Bunu yapan dünya üzerindeki tüm yaşamı kontrol etme hakkına sahip olurdu. Eski İnsanlar bilinçli hareket ettiğinde her şeyi yıkıp geçerdi. Sfeoth'u koca şehri bir gecede yerle bir etmişlerdi. Rawnos ona karşı neden bu kadar öfkeli olduklarını düşündü. Vahşiler onu doğal düşmanı olarak görüyordu. Onlara yaptığım zihin büyüsünden haberdar olabilirler mi? İmkânsız. Çünkü hiç birini ardımda sağ bırakmıyorum. Peki ya benden önce bir Zihin Gezgini bunu düşünüp onları birbirine bağladıysa? Efendileri benim izimi sürüyorsa? Bu çok korkutucu bir düşünce zinciriydi. Yalnız başıma onarla karşı karşıya gelemem bu çok tehlikeli. Peki ya efendileri kim? Cevapsız sorular günden güne artıyordu. Hayır, hayır bu imkânsız hiçbir büyücü bu kadar güçlü olamaz.

"Bugün hangi yöne gideceğiz efendim," dedi yaşlı adam.

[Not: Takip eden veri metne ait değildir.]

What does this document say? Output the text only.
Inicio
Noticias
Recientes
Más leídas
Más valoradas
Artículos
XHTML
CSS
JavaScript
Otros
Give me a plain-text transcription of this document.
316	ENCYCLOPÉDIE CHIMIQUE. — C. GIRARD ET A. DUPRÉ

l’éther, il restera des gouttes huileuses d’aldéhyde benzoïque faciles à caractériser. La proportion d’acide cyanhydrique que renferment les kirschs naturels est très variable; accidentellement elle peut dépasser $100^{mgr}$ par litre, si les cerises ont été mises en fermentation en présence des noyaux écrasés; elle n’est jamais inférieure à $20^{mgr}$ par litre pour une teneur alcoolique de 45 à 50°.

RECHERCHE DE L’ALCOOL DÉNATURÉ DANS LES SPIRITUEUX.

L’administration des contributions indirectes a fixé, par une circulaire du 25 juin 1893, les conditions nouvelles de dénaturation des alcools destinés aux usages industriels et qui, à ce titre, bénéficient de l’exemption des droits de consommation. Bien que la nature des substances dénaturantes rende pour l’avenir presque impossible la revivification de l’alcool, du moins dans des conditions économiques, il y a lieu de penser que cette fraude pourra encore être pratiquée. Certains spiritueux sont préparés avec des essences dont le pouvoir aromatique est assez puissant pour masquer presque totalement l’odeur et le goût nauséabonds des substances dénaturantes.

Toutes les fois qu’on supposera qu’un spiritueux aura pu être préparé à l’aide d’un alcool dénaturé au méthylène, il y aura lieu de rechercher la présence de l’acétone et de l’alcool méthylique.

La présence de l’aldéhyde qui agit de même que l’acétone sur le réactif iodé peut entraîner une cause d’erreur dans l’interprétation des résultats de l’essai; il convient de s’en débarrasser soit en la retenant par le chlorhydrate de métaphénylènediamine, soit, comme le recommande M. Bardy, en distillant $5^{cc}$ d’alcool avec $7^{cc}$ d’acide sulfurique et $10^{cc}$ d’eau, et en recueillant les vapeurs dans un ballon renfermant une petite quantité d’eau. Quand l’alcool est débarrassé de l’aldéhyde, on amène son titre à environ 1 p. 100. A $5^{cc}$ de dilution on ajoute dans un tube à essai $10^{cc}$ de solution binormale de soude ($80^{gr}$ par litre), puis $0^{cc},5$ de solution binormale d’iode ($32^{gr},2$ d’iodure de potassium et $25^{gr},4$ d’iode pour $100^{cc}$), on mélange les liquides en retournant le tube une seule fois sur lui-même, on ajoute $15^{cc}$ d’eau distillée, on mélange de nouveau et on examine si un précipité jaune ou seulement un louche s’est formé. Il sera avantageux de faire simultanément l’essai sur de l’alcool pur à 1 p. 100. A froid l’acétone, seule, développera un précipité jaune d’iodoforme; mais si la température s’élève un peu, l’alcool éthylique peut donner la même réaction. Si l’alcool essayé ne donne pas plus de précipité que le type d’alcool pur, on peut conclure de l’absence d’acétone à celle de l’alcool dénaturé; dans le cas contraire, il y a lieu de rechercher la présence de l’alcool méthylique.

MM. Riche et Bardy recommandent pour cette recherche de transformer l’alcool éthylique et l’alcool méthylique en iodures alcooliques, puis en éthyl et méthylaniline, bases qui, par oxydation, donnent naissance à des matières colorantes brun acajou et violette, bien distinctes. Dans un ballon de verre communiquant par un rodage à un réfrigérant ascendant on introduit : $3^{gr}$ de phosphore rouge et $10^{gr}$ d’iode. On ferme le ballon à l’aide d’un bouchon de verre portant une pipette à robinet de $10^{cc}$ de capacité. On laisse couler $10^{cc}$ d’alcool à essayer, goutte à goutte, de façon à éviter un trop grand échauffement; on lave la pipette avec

"Bilmiyorum. Peşimizdekiler hızlandı, hareket etmemiz gerekiyor. Daha da kuzeye çıkmalıyız. Belki orada bir tuzak kurar ve arkamızdan gelenleri avlarız," dedi Rawnos. İçten içe bir şeyler hesaplıyordu. Yaşlı adam dere yatağında mataralara su dolduruyordu. Etraflarını saran ormana hızlıca göz gezdirdi. Hava kapalıydı ve görüş mesafesi düşüktü. Önlerinde büyük bir delta vardı. "Onlara yakalanmadan burayı aşabilirim. Sonra neler olacağına bakacağız," dedi kendi kendine. Günden güne tedirginleşiyordu. Arkamda çok güçlü bir grup var. Gücümü yabanda tüketmiş olmam ne kötü bir tesadüf. Böylesine güçsüzken onların karşısına çıkamam. Eski İnsan tehlikesiyle tek başına yüzleşmeyi göze alamayıp kendisine bir grup Değersiz Büyücü arayışına çıkmıştı. Haftalardır şansı yaver gitmiyordu.